Only from the distance of time can we fully appreciate certain events. I recall incidents from years ago...my parents dancing around the kitchen, oblivious to the giggles of their offspring, Daddy crooning Bobby Darin songs, Mom gazing into his eyes like a besotted teen.
On another occasion, Dad wheedled his large teenagers and wife to layer winter clothing on to go out, near midnight, to bathe in glorious moonlight. We complied grudgingly, then trudged out into the lower field, through the Pennnsylvania wood lightly dusted with snow, into the upper field and across to the neighbor's lands. It was sheer magic. All the world was hushed. The air hung, cool and clean.
I recall other singular nights, such as the time Sam and I slipped away from my parents' home for last minute Christmas shopping. Visiting from Texas, we rejoiced at the snow which infused the holiday with a layer of authenticity. Mom and Dad kept the kids, so we ventured into town like a young dating couple. We circled the town square in Ligonier, lustrous with new snow and lights. The magic of the season, the saturating wonder drenched us. I certainly believed in the Virgin birth and almost in Santa Claus.

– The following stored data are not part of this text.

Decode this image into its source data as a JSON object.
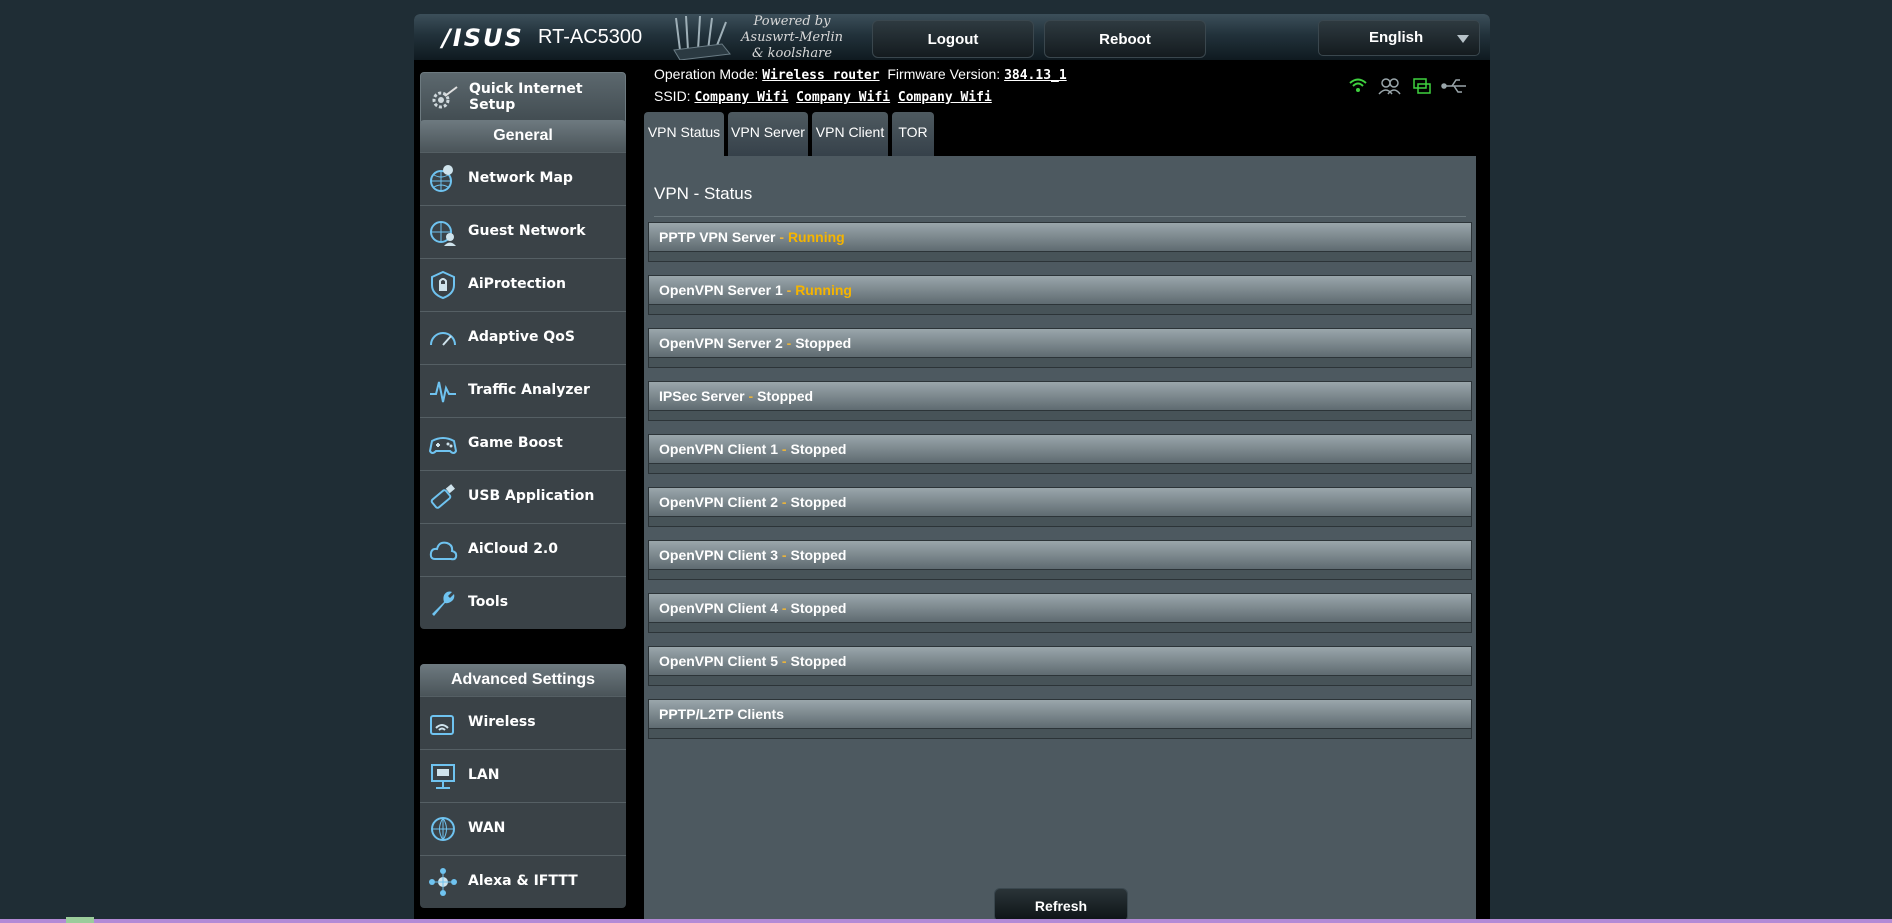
{
  "header": {
    "brand": "/ISUS",
    "model": "RT-AC5300",
    "powered_by": [
      "Powered by",
      "Asuswrt-Merlin",
      "& koolshare"
    ],
    "logout_label": "Logout",
    "reboot_label": "Reboot",
    "language": "English"
  },
  "info": {
    "operation_mode_label": "Operation Mode:",
    "operation_mode_value": "Wireless router",
    "firmware_label": "Firmware Version:",
    "firmware_value": "384.13_1",
    "ssid_label": "SSID:",
    "ssids": [
      "Company Wifi",
      "Company Wifi",
      "Company Wifi"
    ]
  },
  "status_icons": [
    "wifi-icon",
    "clients-icon",
    "network-icon",
    "usb-icon"
  ],
  "sidebar": {
    "quick_setup": "Quick Internet Setup",
    "general_header": "General",
    "general_items": [
      {
        "label": "Network Map",
        "icon": "globe-pin-icon"
      },
      {
        "label": "Guest Network",
        "icon": "guest-globe-icon"
      },
      {
        "label": "AiProtection",
        "icon": "shield-lock-icon"
      },
      {
        "label": "Adaptive QoS",
        "icon": "speedometer-icon"
      },
      {
        "label": "Traffic Analyzer",
        "icon": "waveform-icon"
      },
      {
        "label": "Game Boost",
        "icon": "gamepad-icon"
      },
      {
        "label": "USB Application",
        "icon": "usb-stick-icon"
      },
      {
        "label": "AiCloud 2.0",
        "icon": "cloud-icon"
      },
      {
        "label": "Tools",
        "icon": "wrench-icon"
      }
    ],
    "advanced_header": "Advanced Settings",
    "advanced_items": [
      {
        "label": "Wireless",
        "icon": "wireless-icon"
      },
      {
        "label": "LAN",
        "icon": "lan-icon"
      },
      {
        "label": "WAN",
        "icon": "wan-globe-icon"
      },
      {
        "label": "Alexa & IFTTT",
        "icon": "alexa-icon"
      }
    ]
  },
  "tabs": [
    "VPN Status",
    "VPN Server",
    "VPN Client",
    "TOR"
  ],
  "active_tab": "VPN Status",
  "panel": {
    "title": "VPN - Status",
    "sections": [
      {
        "name": "PPTP VPN Server",
        "status": "Running"
      },
      {
        "name": "OpenVPN Server 1",
        "status": "Running"
      },
      {
        "name": "OpenVPN Server 2",
        "status": "Stopped"
      },
      {
        "name": "IPSec Server",
        "status": "Stopped"
      },
      {
        "name": "OpenVPN Client 1",
        "status": "Stopped"
      },
      {
        "name": "OpenVPN Client 2",
        "status": "Stopped"
      },
      {
        "name": "OpenVPN Client 3",
        "status": "Stopped"
      },
      {
        "name": "OpenVPN Client 4",
        "status": "Stopped"
      },
      {
        "name": "OpenVPN Client 5",
        "status": "Stopped"
      },
      {
        "name": "PPTP/L2TP Clients",
        "status": ""
      }
    ],
    "refresh_label": "Refresh"
  },
  "colors": {
    "background": "#1f2d35",
    "running": "#f5b400",
    "icon_blue": "#6fc3f0",
    "status_green": "#3fd13f"
  }
}
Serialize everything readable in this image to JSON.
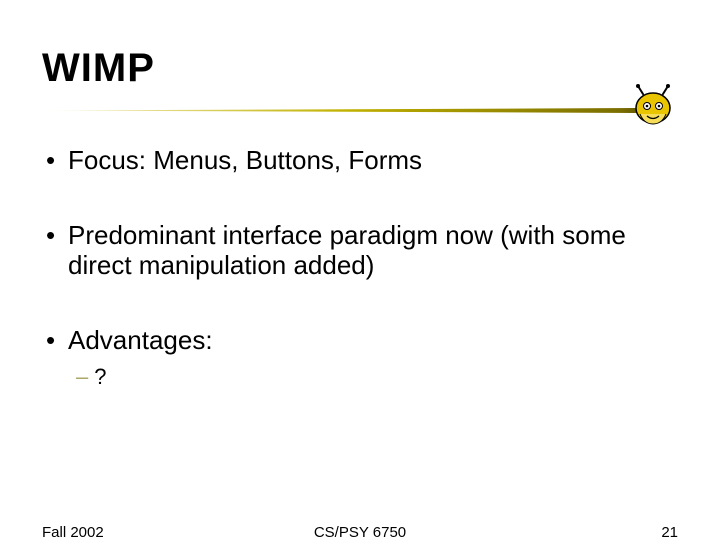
{
  "title": "WIMP",
  "bullets": [
    {
      "text": "Focus: Menus, Buttons, Forms"
    },
    {
      "text": "Predominant interface paradigm now (with some direct manipulation added)"
    },
    {
      "text": "Advantages:",
      "sub": [
        {
          "dash": "–",
          "text": "?"
        }
      ]
    }
  ],
  "footer": {
    "left": "Fall 2002",
    "center": "CS/PSY 6750",
    "right": "21"
  },
  "colors": {
    "accent": "#b8a900",
    "dash": "#aca76a"
  }
}
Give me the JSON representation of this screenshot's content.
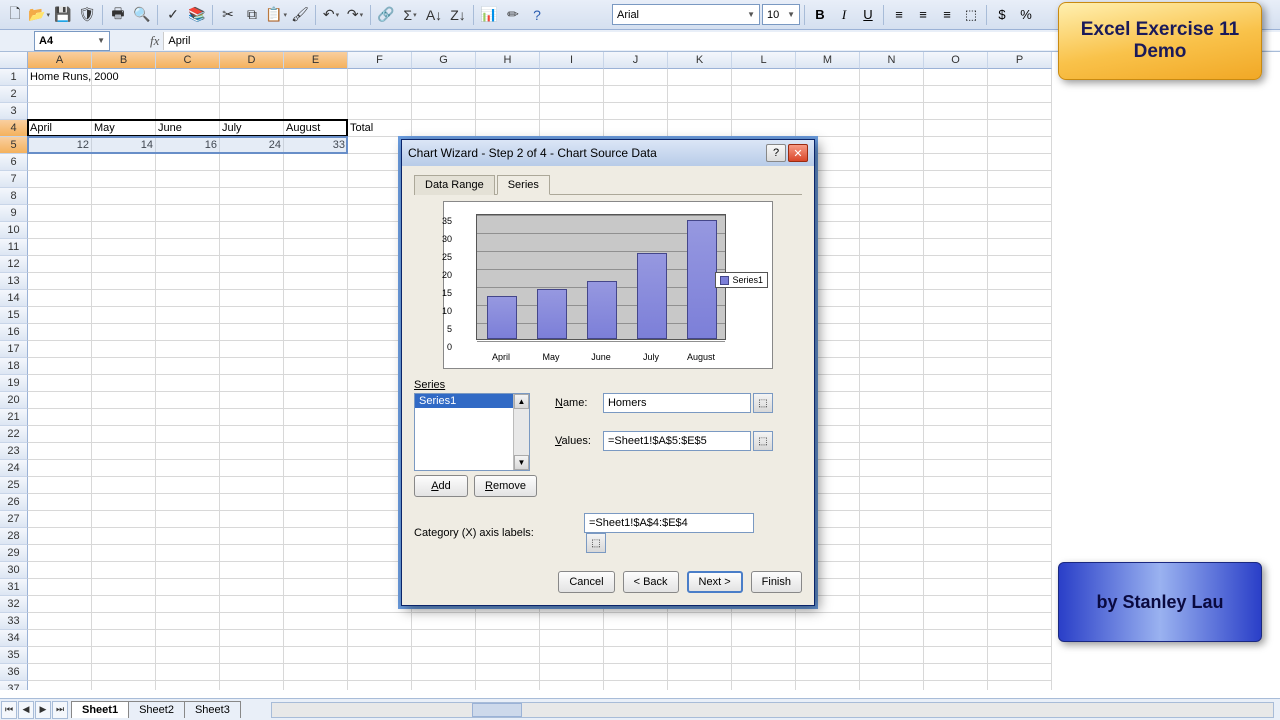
{
  "toolbar_icons": [
    "new",
    "open",
    "save",
    "perm",
    "search",
    "print",
    "preview",
    "spell",
    "research",
    "cut",
    "copy",
    "paste",
    "format-painter",
    "undo",
    "redo",
    "ink",
    "link",
    "sum",
    "sort-asc",
    "sort-desc",
    "chart",
    "drawing",
    "zoom",
    "help"
  ],
  "font": {
    "name": "Arial",
    "size": "10"
  },
  "namebox": "A4",
  "formula": "April",
  "columns": [
    "A",
    "B",
    "C",
    "D",
    "E",
    "F",
    "G",
    "H",
    "I",
    "J",
    "K",
    "L",
    "M",
    "N",
    "O",
    "P"
  ],
  "row_count": 37,
  "cells": {
    "A1": "Home Runs, 2000",
    "A4": "April",
    "B4": "May",
    "C4": "June",
    "D4": "July",
    "E4": "August",
    "F4": "Total",
    "A5": "12",
    "B5": "14",
    "C5": "16",
    "D5": "24",
    "E5": "33"
  },
  "selected_range": {
    "r1": 4,
    "c1": 1,
    "r2": 4,
    "c2": 5
  },
  "marquee_range": {
    "r1": 5,
    "c1": 1,
    "r2": 5,
    "c2": 5
  },
  "sheet_tabs": [
    "Sheet1",
    "Sheet2",
    "Sheet3"
  ],
  "active_tab": 0,
  "dialog": {
    "title": "Chart Wizard - Step 2 of 4 - Chart Source Data",
    "tabs": [
      "Data Range",
      "Series"
    ],
    "active_tab": 1,
    "series_list": [
      "Series1"
    ],
    "name_label": "Name:",
    "name_value": "Homers",
    "values_label": "Values:",
    "values_value": "=Sheet1!$A$5:$E$5",
    "category_label": "Category (X) axis labels:",
    "category_value": "=Sheet1!$A$4:$E$4",
    "add_btn": "Add",
    "remove_btn": "Remove",
    "series_section": "Series",
    "buttons": {
      "cancel": "Cancel",
      "back": "< Back",
      "next": "Next >",
      "finish": "Finish"
    },
    "legend_label": "Series1"
  },
  "chart_data": {
    "type": "bar",
    "categories": [
      "April",
      "May",
      "June",
      "July",
      "August"
    ],
    "values": [
      12,
      14,
      16,
      24,
      33
    ],
    "ylim": [
      0,
      35
    ],
    "yticks": [
      0,
      5,
      10,
      15,
      20,
      25,
      30,
      35
    ],
    "series_name": "Series1"
  },
  "badges": {
    "title1": "Excel Exercise 11",
    "title2": "Demo",
    "author": "by Stanley Lau"
  }
}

Truly, I learned to savor such moments from Mom and Dad. Sam claims he learned all sentimentality from Little House on the Prairie and My Three Sons, as his folks were practical to the core. Regardless of the tutors, I'm grateful we learned, and hope our children will carry on the tradition. If we don't sense eternity within a moment, constancy in love, then what is life's meaning?
My experience with life thus far has convinced me that despite earthly disappointments, there are plenty of moments that dazzle the soul and lift the spirit. We might enjoy them more if we yield to them, looking for them and even creating their possibility.